By Serdar Yegulalp on 2022-01-29 07:00:00-05:00 No comments
There's a joke that most any Jason Statham movie can be summarized as "Jason Statham Drives A Car And Kills People." Statham's vehicle in Wrath Of Man is a cash truck, and the rest of the formula applies too, multiple times over, but the movie as a whole is miles better than a meme-description like that can encompass. It's closest in spirit to the bleak noirs of the 1970s — Get Carter, The Friends Of Eddie Coyle — where the "good" guys are only slightly less terrible than the competition, and where everyone is staring down from the edge of the same abyss.
Wrath Of Man opens with a cash transportation truck being hit by a professional gang of thieves. They don't just steal the money; they kill a few people too, and we get the ugly impression none of that murder was necessary. Some months later, Statham's character — known chiefly as "H" — applies for a job at the same transport company. His supervisor, Bullet (the name is only not ridiculous because he does look the part) takes a shine to this taciturn British fellow right away, even if his driving and firearms skills are only okay.
H is sandbagging. We find that out in short order when their truck gets heisted one day, and his tactic is to stage a slight diversion, then simply walk out of the truck and shoot their assailants dead. Someone this good clearly has a history, and even if he won't talk about it, his supervisors and co-workers are only too thrilled to have someone like that on their side instead of ... oh, you know, robbing cash trucks.
We do not need to be told H has an agenda, that he has come to this company because of the killing some months earlier. What we don't know are the details, and the way those details are unfolded, filled in, and contrasted becomes the meat of the film. Maybe H is doing this to loot the trucks from the inside, but the movie torpedoes that theory in a scene where he sleeps with a co-worker, then puts a gun to her and solemnly tells her to speak the truth about the box full of cash he found in her apartment. He could take the money for himself, but the truth is more important. When another of the trucks he's driving gets hit again, and this time his assailants just take one look at him and run, we wonder why. The movie lets us wonder, then takes its time proving us wrong.
Ruining further details about Wrath Of Man would be, well, criminal; I will dance as best I can around them. The encounter with the second hit team spurs a flashback, one that fills in another side of all the details about the attack at the start of the film. H was involved, although not in the way we might originally surmise, and what happened that day spurred him to tunnel into the criminal underground of Los Angeles and look for answers — deep enough that he was compelled to throw away his old life and begin a new one.

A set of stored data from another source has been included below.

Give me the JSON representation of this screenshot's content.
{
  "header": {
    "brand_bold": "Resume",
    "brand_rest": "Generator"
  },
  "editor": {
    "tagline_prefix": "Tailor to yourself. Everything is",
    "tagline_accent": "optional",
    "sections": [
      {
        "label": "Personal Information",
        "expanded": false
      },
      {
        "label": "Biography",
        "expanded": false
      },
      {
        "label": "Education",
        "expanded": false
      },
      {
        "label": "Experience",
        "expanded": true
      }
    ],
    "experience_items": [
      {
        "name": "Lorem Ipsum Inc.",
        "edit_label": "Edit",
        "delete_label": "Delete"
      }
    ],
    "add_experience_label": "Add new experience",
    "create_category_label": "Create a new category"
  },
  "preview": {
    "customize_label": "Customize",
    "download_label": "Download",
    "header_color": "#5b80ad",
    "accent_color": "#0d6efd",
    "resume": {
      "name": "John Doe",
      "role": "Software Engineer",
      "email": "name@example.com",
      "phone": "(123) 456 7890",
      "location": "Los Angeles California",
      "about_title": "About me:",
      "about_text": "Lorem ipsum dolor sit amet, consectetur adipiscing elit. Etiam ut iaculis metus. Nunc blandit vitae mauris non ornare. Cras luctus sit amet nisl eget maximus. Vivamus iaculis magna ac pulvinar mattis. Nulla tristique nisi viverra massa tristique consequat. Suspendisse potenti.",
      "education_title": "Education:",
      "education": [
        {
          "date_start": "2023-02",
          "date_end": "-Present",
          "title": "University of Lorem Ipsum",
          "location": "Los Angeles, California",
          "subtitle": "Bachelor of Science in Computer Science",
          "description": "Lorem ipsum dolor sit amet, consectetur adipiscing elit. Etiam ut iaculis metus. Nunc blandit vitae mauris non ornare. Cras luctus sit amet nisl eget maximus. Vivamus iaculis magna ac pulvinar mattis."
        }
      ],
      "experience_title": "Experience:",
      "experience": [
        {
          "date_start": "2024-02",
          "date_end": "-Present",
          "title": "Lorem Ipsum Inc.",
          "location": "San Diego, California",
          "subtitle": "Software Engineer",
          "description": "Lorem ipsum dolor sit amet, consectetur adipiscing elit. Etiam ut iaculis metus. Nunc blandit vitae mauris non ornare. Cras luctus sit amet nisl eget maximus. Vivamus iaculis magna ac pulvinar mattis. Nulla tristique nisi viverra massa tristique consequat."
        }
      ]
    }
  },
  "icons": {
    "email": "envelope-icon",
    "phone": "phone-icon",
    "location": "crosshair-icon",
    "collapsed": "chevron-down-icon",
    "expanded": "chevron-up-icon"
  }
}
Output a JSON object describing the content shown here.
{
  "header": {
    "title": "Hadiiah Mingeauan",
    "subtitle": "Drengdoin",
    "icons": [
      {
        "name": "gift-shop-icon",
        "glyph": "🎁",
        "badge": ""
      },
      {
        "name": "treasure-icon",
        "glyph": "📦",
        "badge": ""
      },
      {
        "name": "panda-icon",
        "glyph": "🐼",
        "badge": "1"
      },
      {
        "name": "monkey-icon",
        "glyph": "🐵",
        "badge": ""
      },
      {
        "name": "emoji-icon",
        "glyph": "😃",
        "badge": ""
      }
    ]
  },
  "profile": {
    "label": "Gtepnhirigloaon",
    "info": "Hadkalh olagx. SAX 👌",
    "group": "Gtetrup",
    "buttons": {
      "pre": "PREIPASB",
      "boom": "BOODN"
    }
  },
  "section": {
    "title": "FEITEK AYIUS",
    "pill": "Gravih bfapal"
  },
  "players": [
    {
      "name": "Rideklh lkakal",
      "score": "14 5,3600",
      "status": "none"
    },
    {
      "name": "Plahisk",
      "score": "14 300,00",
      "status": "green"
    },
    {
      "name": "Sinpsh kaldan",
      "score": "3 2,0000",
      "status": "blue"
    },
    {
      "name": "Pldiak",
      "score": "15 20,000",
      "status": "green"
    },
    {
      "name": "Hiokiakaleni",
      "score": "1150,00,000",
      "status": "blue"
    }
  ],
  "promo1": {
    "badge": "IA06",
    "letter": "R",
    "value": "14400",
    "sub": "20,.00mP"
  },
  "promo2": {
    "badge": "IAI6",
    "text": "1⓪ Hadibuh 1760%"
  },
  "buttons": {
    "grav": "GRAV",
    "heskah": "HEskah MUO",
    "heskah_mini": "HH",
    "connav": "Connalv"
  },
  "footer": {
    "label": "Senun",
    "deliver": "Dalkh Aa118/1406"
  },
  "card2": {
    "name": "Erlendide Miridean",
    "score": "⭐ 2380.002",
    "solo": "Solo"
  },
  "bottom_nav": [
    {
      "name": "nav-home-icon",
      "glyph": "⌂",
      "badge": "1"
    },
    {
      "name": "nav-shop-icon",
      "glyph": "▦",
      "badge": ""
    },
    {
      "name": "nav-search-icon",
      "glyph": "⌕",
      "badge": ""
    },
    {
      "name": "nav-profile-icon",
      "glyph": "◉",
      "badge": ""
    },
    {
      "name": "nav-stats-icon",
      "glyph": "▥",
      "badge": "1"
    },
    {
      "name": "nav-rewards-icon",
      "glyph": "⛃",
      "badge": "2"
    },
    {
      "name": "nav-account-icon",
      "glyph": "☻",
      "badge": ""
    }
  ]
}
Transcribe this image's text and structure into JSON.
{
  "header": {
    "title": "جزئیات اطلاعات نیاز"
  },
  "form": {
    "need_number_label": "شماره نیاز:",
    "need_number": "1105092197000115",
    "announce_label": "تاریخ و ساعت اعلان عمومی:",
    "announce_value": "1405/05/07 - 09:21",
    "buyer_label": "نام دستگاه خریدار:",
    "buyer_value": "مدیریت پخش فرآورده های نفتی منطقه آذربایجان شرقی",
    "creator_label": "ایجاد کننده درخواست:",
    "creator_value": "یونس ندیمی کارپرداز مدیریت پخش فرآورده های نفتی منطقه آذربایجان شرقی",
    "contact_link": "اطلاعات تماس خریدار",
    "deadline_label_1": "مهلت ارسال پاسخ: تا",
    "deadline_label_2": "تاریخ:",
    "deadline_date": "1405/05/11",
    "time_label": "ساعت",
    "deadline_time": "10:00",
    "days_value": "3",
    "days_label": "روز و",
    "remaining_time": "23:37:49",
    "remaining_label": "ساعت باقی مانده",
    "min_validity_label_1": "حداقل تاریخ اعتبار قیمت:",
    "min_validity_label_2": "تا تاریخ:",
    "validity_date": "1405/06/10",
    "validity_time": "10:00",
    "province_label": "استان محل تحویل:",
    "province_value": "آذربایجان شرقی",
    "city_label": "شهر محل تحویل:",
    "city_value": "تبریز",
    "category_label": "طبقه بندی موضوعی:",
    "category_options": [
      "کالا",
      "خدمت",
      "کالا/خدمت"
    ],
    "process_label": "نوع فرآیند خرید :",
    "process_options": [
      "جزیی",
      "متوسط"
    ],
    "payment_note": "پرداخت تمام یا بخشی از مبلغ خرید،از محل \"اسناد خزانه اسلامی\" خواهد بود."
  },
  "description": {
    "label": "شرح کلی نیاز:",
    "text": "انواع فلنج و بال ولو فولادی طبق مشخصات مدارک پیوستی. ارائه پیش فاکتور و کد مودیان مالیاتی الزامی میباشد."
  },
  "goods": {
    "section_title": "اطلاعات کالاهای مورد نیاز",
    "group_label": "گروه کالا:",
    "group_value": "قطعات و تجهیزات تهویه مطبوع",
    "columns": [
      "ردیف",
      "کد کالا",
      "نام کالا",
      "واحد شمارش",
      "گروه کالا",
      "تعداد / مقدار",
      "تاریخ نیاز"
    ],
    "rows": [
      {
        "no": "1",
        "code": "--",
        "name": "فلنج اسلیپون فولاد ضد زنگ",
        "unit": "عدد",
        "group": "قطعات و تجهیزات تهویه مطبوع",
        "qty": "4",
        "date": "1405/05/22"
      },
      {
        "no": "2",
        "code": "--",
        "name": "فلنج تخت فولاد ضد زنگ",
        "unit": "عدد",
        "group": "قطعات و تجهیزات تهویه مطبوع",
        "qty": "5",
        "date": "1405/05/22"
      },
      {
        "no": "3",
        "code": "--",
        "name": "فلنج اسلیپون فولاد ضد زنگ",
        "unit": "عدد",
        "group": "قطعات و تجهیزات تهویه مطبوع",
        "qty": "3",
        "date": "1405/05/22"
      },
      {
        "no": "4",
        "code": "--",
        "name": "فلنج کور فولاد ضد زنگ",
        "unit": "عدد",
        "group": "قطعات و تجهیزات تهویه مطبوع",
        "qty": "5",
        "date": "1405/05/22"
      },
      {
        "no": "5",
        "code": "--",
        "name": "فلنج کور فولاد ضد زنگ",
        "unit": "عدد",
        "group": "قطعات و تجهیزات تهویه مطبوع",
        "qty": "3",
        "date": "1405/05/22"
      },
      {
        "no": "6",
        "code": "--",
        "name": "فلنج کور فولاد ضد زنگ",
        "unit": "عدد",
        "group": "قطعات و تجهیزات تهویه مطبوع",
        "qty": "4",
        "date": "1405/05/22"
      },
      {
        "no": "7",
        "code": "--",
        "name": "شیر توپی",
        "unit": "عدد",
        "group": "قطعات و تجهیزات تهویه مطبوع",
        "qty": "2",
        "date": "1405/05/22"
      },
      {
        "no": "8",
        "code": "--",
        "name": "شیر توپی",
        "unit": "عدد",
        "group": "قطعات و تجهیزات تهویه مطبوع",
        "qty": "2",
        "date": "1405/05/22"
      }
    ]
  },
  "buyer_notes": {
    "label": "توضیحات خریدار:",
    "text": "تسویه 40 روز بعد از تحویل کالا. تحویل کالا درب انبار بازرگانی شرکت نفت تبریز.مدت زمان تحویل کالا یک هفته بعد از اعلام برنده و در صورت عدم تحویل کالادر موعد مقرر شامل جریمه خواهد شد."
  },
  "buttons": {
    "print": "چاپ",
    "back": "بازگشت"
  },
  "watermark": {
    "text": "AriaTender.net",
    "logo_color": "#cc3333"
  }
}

The exact details of how this unfolds, again, are the pleasure here: the way the movie lets us build up one set of expectations about things, then tears them down and replaces them with something else.
All of this is placed on a collision course with — again, in ways I won't describe outright, and which the movie enjoys surprising us with — another team of professional thieves. They're a band-of-brothers ex-military unit, sick of being rent-a-cops and stay-at-home dads, and they've concocted a series of heists, each topping the last in its daring-do and payoffs. Much of the middle section of the film is taken up with them, but the movie's back-and-forth construction doesn't make this feel like an obstacle or a distraction from H's storyline. It contrasts both with that side of the goings-on, and with itself internally, as we see some of the men find the temptation of the piles of cash in front of them harder to put out of mind than the teamwork needed to get it. We worry most about Jan (a suitably smug Scott Eastwood): he's cocky and greedy, but we also sense those things took the wheel in him after he goes beyond a certain point to protect his comrades.
I've enjoyed Guy Ritchie's work most when it wasn't trying too hard. Lock, Stock, And Two Smoking Barrels; Snatch; and yes, his Sherlock Holmes were all fun. Revolver, not so much: that movie tried to pull the rug out from under the audience with its narrative juggling, but ended up ripping up the floorboards under its own feet instead. Wrath Of Man's nonlinear structure is another head game, but a more coherent and disciplined one, and with far more payoff. I know nothing about the French movie it was remade from (Le Conveyeur), but this version does not feel like they dismantled and reassembled the original albeit with pieces left on the floor.
Statham's range as an actor is something of a meme unto itself: not a great one, but entirely appropriate in certain roles. He was the best thing in the meretricious Crank, and his flavor of hard-boiled on legs was a great complement to the Fast & Furious franchise. Here, he lets the no-nonsense mask slip when it needs to, as when he comes across some underground nastiness that wasn't part of his quest but which he can't let pass unnoticed, and in that final scene when he comes at long last for his literal pound of flesh.